Cependant, les masses populaires ne peuvent vaincre la bourgeoisie impérialiste que si elles sont dirigées par un parti révolutionnaire3 qui applique la ligne de masse. Sans un point de vue révolutionnaire (socialiste), il n’y a pas de lutte politique. L’intervention des communistes change qualitativement les initiatives des masses populaires, porte le mouvement des masses populaires à un niveau supérieur, apporte dans le mouvement des masses populaires des instruments qui leur permettent de développer leurs initiatives au-delà des limites dans lesquelles un « mouvement spontané » demeure, de les développer à un niveau supérieur.

Comme l’affirme clairement F. Engels en 1877, la théorie socialiste « apparaît maintenant (c’est-à-dire après que le premier soulèvement ouvrier a eu lieu à Lyon en 1831 ; de 1838 à 1842, le premier mouvement ouvrier à l’échelle nationale, celui des Chartistes anglais, a atteint son apogée) non plus comme la découverte accidentelle de telle ou telle tête de génie, mais comme le résultat nécessaire de la lutte entre deux classes formées au cours de l’histoire : le prolétariat et la bourgeoisie. »

Les masses populaires sont comme l’eau dans un immense bassin. Or les digues qui contenaient le bassin sont en grande partie corrodées. De quoi étaient faites ces digues qui, dans les décennies qui ont suivi la Seconde Guerre mondiale, ont maintenu les masses populaires en marge du mouvement politique des sociétés bourgeoises ? Le principal ciment de ces digues était la reprise et le développement du capital, la reprise de l’accumulation du capital et l’expansion conséquente du processus de production et de reproduction des conditions matérielles d’existence. Ce n’est que sur cette base, dans le cadre de ces conditions du capital, que pendant plusieurs décennies, le mouvement de revendication des masses populaires a pu obtenir des résultats par tous les moyens pacifiques. Une série de réformes qui ont permis aux révisionnistes et aux sociaux-démocrates modernes de l’emporter.
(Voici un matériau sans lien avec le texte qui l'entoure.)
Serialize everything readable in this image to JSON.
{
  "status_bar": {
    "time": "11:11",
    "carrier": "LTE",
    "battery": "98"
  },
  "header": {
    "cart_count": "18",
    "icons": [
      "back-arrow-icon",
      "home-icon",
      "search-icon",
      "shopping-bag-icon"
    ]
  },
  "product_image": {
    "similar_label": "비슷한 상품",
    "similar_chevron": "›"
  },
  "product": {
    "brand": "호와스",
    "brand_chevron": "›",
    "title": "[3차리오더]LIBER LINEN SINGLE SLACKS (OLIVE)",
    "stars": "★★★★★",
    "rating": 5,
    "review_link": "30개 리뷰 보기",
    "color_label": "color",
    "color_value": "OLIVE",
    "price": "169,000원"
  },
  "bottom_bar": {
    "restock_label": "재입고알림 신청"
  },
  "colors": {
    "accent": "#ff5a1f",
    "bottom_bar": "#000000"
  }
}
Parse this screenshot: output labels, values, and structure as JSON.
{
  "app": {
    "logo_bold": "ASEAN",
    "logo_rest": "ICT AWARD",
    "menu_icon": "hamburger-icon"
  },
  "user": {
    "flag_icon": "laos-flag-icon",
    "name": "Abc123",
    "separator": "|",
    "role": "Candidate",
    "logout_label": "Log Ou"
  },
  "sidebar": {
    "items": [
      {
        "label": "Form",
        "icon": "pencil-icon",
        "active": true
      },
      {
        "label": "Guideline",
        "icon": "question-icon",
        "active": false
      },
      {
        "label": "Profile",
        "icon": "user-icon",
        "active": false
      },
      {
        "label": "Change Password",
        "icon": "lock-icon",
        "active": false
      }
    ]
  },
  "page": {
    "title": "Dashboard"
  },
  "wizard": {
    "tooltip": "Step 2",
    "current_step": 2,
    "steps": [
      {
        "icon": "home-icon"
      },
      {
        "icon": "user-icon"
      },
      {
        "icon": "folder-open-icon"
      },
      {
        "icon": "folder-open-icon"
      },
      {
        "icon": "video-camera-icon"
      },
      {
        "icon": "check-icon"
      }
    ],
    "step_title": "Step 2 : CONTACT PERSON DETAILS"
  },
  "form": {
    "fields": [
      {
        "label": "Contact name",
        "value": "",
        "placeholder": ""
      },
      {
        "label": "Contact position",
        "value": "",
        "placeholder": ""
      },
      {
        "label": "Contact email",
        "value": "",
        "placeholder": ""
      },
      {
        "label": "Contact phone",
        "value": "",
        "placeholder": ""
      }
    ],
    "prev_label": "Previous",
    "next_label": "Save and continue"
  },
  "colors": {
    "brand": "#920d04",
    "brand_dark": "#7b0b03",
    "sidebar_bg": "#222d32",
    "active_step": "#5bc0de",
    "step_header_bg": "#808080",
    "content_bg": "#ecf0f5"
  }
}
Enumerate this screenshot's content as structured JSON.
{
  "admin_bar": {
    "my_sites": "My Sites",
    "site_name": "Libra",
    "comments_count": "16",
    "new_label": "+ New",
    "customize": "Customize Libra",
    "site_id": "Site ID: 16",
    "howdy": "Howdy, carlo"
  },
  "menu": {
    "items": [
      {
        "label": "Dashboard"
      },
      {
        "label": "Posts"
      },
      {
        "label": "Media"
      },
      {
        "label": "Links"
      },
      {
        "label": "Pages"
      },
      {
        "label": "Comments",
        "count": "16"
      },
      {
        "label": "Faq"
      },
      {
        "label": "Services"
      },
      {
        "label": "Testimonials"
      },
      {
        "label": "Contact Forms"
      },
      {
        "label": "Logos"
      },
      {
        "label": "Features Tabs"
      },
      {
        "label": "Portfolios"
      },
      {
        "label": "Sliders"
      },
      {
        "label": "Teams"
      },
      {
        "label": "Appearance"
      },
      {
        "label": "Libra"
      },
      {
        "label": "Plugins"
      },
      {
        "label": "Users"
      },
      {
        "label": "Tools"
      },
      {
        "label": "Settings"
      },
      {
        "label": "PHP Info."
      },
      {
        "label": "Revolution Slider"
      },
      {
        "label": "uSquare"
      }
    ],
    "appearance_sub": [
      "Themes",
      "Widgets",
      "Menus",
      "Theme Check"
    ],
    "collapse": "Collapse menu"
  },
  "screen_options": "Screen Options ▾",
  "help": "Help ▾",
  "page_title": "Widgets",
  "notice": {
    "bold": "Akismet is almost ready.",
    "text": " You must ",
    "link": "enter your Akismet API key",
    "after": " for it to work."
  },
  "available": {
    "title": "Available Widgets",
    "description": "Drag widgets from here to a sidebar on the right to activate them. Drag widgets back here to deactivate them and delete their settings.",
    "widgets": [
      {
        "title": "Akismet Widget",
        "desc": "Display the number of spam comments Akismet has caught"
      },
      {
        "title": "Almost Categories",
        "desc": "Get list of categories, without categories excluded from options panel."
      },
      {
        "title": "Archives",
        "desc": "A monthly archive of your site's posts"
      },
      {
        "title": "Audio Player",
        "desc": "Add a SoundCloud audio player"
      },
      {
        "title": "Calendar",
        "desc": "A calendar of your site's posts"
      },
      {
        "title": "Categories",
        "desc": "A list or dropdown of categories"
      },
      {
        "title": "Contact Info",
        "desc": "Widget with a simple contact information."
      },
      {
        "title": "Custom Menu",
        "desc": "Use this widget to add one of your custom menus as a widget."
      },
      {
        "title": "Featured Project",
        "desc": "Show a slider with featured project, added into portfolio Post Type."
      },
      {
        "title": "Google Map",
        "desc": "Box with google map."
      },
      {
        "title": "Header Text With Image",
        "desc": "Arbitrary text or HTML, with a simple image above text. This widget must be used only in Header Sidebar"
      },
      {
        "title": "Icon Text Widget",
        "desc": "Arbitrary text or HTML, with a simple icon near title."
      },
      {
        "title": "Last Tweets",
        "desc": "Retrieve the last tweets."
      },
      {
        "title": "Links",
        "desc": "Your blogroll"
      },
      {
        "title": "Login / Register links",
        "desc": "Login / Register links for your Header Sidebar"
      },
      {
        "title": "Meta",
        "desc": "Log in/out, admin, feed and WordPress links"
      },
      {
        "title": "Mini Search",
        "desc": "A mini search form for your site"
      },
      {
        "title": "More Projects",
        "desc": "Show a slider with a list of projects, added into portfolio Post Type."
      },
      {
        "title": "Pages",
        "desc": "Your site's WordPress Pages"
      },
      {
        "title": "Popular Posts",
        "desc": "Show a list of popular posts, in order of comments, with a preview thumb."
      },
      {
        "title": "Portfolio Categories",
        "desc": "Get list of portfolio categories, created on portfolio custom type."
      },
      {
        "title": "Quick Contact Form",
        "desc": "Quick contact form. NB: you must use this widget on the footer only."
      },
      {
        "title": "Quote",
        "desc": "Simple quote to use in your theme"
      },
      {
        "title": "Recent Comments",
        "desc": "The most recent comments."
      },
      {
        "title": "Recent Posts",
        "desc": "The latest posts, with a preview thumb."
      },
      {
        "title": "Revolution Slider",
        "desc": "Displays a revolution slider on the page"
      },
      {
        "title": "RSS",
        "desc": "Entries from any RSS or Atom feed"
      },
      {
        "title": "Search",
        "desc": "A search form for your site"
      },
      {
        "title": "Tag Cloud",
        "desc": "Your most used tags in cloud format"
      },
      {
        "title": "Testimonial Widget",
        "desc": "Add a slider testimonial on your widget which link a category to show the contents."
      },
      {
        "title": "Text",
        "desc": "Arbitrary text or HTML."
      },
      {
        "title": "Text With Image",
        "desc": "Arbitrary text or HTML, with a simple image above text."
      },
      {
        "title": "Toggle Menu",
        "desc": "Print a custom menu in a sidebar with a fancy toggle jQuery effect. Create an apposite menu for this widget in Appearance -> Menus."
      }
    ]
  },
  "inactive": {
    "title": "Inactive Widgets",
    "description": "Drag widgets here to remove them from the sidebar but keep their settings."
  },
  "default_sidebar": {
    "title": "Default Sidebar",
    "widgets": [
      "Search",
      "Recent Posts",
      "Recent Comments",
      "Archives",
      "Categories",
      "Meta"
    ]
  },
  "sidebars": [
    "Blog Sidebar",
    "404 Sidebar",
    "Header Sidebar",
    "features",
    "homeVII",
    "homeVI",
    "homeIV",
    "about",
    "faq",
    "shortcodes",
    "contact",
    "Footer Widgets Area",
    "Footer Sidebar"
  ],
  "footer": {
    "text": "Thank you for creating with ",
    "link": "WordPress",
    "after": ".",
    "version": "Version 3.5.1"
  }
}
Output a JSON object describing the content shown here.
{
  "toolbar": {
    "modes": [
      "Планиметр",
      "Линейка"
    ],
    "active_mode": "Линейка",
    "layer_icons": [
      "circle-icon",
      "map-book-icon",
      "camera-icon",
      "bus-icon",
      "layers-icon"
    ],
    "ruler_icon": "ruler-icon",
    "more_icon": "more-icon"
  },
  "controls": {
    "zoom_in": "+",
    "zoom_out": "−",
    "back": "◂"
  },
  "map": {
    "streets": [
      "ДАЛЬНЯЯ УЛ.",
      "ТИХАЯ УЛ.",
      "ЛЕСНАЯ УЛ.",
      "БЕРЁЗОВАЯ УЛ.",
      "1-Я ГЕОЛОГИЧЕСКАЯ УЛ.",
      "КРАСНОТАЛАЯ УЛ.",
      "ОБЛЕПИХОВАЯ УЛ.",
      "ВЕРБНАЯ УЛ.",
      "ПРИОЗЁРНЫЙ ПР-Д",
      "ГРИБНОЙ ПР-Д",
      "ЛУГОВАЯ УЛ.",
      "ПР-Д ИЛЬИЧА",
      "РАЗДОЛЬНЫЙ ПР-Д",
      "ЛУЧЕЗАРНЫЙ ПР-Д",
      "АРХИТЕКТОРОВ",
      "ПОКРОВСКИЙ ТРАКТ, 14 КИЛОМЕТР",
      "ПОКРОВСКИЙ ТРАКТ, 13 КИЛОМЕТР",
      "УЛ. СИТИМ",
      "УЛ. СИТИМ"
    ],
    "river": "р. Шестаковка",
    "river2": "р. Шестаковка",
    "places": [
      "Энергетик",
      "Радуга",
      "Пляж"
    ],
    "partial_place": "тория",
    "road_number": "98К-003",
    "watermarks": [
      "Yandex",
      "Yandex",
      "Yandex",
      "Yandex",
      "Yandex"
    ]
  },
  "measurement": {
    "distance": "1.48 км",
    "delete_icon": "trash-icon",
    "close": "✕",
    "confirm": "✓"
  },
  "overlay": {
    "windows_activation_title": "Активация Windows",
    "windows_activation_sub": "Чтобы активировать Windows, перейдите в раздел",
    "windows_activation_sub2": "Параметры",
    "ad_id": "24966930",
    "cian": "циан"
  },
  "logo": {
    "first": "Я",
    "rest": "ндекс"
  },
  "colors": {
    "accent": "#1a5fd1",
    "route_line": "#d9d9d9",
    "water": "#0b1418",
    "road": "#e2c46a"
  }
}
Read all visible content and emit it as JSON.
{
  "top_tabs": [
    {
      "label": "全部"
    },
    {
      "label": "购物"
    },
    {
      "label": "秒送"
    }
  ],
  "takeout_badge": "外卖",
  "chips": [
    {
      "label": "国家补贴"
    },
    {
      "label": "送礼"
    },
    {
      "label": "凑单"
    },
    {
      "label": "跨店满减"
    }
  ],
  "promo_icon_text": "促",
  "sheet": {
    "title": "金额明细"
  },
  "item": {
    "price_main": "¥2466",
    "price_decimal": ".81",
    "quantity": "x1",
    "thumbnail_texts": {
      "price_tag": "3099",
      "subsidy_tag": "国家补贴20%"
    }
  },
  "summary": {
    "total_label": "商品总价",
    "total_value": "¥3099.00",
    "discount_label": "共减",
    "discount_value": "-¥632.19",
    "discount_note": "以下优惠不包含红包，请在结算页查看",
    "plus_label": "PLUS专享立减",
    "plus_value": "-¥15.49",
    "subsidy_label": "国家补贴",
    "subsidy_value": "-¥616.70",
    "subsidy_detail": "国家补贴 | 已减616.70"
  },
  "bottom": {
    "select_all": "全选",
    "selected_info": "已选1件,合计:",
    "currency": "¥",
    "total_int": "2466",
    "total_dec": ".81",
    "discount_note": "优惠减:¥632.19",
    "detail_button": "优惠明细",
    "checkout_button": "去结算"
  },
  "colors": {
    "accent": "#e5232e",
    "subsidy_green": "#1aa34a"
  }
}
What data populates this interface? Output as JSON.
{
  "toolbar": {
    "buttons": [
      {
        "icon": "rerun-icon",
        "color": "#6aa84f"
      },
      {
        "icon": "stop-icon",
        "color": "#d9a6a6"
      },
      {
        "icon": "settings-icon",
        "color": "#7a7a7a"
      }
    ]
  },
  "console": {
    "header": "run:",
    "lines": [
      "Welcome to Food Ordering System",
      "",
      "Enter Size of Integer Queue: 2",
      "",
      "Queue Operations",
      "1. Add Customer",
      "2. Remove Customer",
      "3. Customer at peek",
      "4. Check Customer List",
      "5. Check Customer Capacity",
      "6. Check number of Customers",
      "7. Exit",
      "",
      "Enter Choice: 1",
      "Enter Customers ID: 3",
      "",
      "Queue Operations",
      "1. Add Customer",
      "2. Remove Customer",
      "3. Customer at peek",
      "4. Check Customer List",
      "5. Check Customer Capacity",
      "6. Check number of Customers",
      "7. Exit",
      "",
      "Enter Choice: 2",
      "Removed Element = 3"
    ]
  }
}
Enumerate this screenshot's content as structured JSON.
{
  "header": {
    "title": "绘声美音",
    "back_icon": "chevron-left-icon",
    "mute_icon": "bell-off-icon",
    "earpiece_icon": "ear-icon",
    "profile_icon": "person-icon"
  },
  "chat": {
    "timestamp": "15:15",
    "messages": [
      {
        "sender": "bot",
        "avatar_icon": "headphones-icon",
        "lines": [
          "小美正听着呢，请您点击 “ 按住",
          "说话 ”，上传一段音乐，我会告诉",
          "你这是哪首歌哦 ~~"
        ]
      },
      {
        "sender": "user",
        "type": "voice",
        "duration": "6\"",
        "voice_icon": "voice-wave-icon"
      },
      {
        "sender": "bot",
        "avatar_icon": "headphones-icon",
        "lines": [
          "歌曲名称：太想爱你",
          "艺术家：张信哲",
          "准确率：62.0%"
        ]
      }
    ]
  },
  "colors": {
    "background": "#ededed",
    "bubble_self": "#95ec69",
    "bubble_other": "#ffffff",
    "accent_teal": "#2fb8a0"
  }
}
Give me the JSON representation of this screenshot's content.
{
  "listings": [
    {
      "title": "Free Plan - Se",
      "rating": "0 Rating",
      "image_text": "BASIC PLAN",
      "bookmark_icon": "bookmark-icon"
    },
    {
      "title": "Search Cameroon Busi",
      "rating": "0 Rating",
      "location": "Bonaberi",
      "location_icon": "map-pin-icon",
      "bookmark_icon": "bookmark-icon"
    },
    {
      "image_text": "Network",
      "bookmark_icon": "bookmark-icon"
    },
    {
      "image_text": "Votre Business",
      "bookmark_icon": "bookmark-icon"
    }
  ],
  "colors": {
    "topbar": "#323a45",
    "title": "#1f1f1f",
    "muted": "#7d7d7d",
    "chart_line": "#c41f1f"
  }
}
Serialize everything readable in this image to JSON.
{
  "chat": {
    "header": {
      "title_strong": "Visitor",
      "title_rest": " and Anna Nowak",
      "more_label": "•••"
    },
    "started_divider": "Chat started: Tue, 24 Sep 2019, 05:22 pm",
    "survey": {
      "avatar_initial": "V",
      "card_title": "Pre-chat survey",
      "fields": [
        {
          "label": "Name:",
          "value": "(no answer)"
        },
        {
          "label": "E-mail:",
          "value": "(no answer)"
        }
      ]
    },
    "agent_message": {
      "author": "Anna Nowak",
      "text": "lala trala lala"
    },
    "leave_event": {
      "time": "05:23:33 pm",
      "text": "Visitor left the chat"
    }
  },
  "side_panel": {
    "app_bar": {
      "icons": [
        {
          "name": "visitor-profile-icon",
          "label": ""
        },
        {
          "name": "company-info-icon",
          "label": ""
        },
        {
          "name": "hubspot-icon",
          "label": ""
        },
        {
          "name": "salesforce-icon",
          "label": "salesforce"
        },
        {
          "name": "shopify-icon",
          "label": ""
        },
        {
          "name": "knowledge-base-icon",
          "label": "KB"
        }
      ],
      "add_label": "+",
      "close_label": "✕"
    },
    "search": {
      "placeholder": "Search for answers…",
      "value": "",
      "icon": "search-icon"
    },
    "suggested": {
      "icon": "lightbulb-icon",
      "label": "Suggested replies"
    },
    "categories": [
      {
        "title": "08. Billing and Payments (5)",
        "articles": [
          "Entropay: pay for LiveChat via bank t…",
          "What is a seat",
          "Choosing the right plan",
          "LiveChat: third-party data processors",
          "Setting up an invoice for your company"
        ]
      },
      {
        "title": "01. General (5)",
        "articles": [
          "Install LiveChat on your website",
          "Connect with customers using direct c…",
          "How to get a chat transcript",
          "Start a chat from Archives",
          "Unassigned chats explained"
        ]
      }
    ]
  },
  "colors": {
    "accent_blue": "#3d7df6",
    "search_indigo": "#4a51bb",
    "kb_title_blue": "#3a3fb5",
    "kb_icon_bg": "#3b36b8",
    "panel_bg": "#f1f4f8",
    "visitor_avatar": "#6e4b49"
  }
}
Lénine, tant en ce qui concerne les formes de lutte que la relation qu’il émet entre le parti et la masse, affirme clairement que le parti communiste ne doit pas « inventer » quoi que ce soit, mais seulement « découvrir » ce qui est là. Il doit apprendre à voir ce qui est là, à le ramasser, à le rendre systématique et programmatique, à le nettoyer des scories qui l’accompagnent et à le diriger !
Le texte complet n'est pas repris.